Et ce n’est pas triste non plus ! Cela réserve d’étranges surprises et offre un bon nombre de sourires. Pour illustrer cette idée, voici quelques histoires de crocodiles.

 

Il y a quelques années déjà, un grand crocodile fossile (mesurant de 12 à 15 m de long), découvert par des paléontologues français au Niger, qui vivait au Crétacé inférieur (il y a environ 112 millions d'années), a bénéficié d’une certaine notoriété en raison tout simplement du nom latin que lui avaient donné les chercheurs : Sarcosuchus imperator.

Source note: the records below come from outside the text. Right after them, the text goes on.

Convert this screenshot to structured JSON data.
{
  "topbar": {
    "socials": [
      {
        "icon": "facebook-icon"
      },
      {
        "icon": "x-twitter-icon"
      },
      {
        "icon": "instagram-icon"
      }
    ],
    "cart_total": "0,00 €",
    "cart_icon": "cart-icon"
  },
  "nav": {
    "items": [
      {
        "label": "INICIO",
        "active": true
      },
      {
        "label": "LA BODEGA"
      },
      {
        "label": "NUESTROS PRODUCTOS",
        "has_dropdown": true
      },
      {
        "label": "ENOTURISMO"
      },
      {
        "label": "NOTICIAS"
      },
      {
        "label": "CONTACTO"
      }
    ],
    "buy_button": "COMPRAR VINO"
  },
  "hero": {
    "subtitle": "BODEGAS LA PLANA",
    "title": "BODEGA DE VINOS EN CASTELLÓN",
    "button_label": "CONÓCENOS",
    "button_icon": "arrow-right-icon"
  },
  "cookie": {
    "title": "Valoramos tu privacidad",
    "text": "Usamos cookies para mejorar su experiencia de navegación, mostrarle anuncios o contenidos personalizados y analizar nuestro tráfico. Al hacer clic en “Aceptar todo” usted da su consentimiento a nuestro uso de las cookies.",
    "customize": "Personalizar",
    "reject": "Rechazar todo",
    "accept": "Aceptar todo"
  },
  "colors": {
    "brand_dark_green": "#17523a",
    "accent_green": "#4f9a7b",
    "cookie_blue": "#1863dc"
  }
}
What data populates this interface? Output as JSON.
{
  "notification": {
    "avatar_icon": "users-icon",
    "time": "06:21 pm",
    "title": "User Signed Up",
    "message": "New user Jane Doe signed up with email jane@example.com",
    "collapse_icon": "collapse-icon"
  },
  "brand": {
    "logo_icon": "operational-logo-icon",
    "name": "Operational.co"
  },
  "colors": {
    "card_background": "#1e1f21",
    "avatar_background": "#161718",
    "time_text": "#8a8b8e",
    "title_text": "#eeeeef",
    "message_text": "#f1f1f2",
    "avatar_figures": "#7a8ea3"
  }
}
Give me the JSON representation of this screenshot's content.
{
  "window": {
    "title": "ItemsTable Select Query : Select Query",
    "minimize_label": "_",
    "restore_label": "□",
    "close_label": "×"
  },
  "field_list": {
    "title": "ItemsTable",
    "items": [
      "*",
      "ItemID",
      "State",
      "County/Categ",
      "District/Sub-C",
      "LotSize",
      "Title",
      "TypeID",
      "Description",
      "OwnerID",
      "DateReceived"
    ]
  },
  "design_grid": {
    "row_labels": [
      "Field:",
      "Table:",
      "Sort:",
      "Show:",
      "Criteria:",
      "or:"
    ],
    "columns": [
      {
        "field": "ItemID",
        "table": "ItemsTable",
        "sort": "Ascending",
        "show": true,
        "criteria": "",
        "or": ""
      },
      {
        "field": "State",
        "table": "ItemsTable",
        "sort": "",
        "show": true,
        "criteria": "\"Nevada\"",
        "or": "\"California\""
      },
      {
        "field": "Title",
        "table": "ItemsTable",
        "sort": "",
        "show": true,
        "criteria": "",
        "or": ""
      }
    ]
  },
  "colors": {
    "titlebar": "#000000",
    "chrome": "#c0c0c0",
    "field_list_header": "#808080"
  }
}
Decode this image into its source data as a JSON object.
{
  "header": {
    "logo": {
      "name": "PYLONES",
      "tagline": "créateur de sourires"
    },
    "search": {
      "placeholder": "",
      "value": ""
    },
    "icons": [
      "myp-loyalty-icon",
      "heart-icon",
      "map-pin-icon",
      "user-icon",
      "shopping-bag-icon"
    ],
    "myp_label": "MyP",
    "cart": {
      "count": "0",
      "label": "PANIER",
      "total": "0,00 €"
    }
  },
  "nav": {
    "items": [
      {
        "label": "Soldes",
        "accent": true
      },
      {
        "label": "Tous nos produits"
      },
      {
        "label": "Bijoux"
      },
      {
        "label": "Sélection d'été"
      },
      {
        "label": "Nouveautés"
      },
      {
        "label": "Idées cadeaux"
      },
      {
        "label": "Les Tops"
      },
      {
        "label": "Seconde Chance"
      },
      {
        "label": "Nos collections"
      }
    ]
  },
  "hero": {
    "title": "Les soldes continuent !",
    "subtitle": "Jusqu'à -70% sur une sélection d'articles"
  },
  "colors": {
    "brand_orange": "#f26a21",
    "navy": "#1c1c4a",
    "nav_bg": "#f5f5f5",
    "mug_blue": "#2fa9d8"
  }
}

Si la dernière partie de ce binom (le nom d’espèce) signifie bien ‘empereur’ (ou ‘commandant’, ou encore ‘Jupiter’, tiens tiens…), l’ensemble du binom (nom de genre et nom d’espèce) ne signifie nullement, malgré les apparences, ‘l’empereur Sarko suche’, prononcé par quelqu'un ayant un cheveu sur la langue! Le radical ‘sarko’ provient du grec σάρξ (sarks), ‘chair’ (la même racine que dans ‘sarcophage’, ‘qui mange la chair’), tandis que ‘suchus’ dérive du grec σουχος (souchos), ‘crocodile’. Il n’y avait donc pas lieu de s’inquiéter des velléités carnivores de notre président, dont le patronyme ne ressemblait que par hasard à celui du squelette effrayant exposé dans la Galerie de Paléontologie du Muséum de Paris.

 

Restons chez les crocodiles. Contrairement là aussi aux apparences, le nom français de ces animaux n’évoque pas leurs ‘crocs’ ! Il provient des mots grecs κρόκος (krokos), ‘safran’, et δειλός (deilos), ‘craintif’. Selon Geoffroy Saint-Hilaire (1807), ce nom étrange proviendrait du fait « qu’on a prétendu que le lézard d’Ionie ne pouvait supporter la vue ni l’odeur du safran ». Cette racine se retrouve dans le nom du ‘crocus’, la plante dont la fleur est le safran. Mais elle figure aussi dans un nom grec peu usité de nos jours, κροκωτοφόρος (krokotophoros), combinaison du radical κρόκος et de la désinence -φορος (phoros), dérivée du verbe φέρω (phero), ‘je porte’, qu’on retrouve dans des termes comme ‘sémaphore’ (qui porte les signes) ou ‘amphore’ (qu’on porte des deux côtés). Et que signifie donc le mot grec ‘krokotophoros’ ? Selon le fameux dictionnaire Bailly, il signifie ‘qui porte une tunique jaune’. Cela ne vous rappelle rien ? Voici un beau terme qui fleure la noblesse, et qui remplacerait avantageusement la formule ‘gilet jaune’, bien plus populaire, qu’on associerait volontiers à des termes comme ‘pauvre’, ‘gueux’, ‘dernier de cordée’, ‘France d’en bas’, ‘sans-dents’… Voilà qui changerait considérablement le ‘rapport de force’ lors des fameux ‘débats citoyens’ souhaités par le pouvoir. Imagine-t-on cela, l’huissier introduisant les ‘partenaires sociaux’ : Monsieur Untel et Madame Unetelle, syndicalistes, patrons, banquiers, députés, maires, ministres, Monsieur le premier ministre, Monsieur le Président de la République, et… Madame Unetelle et Monsieur Untel, crocotophores. Classe, non ?

 

Quant aux termes dérivés de la racine ‘macro-’, qui signifie ‘long, grand’, ils sont très nombreux. Par exemple, un ‘macrocéphale’ a un gros cerveau, une grosse tête : c’est une pointure (du chapeau et du cerveau). Tandis que ‘microcéphale’ désigne un individu qui n’entend et ne comprend pas ce qu’on lui dit, qui ne prend pas les décisions que l’on attend de lui, et qui pourrait bien précipiter sa propre équipe dans le mur. Mais il n’y a certainement pas de tels handicapés parmi nos premiers de cordée, cette cordée-corvée dont nous aimerions bien tous nous désencorder, pour s'encorder entre nous…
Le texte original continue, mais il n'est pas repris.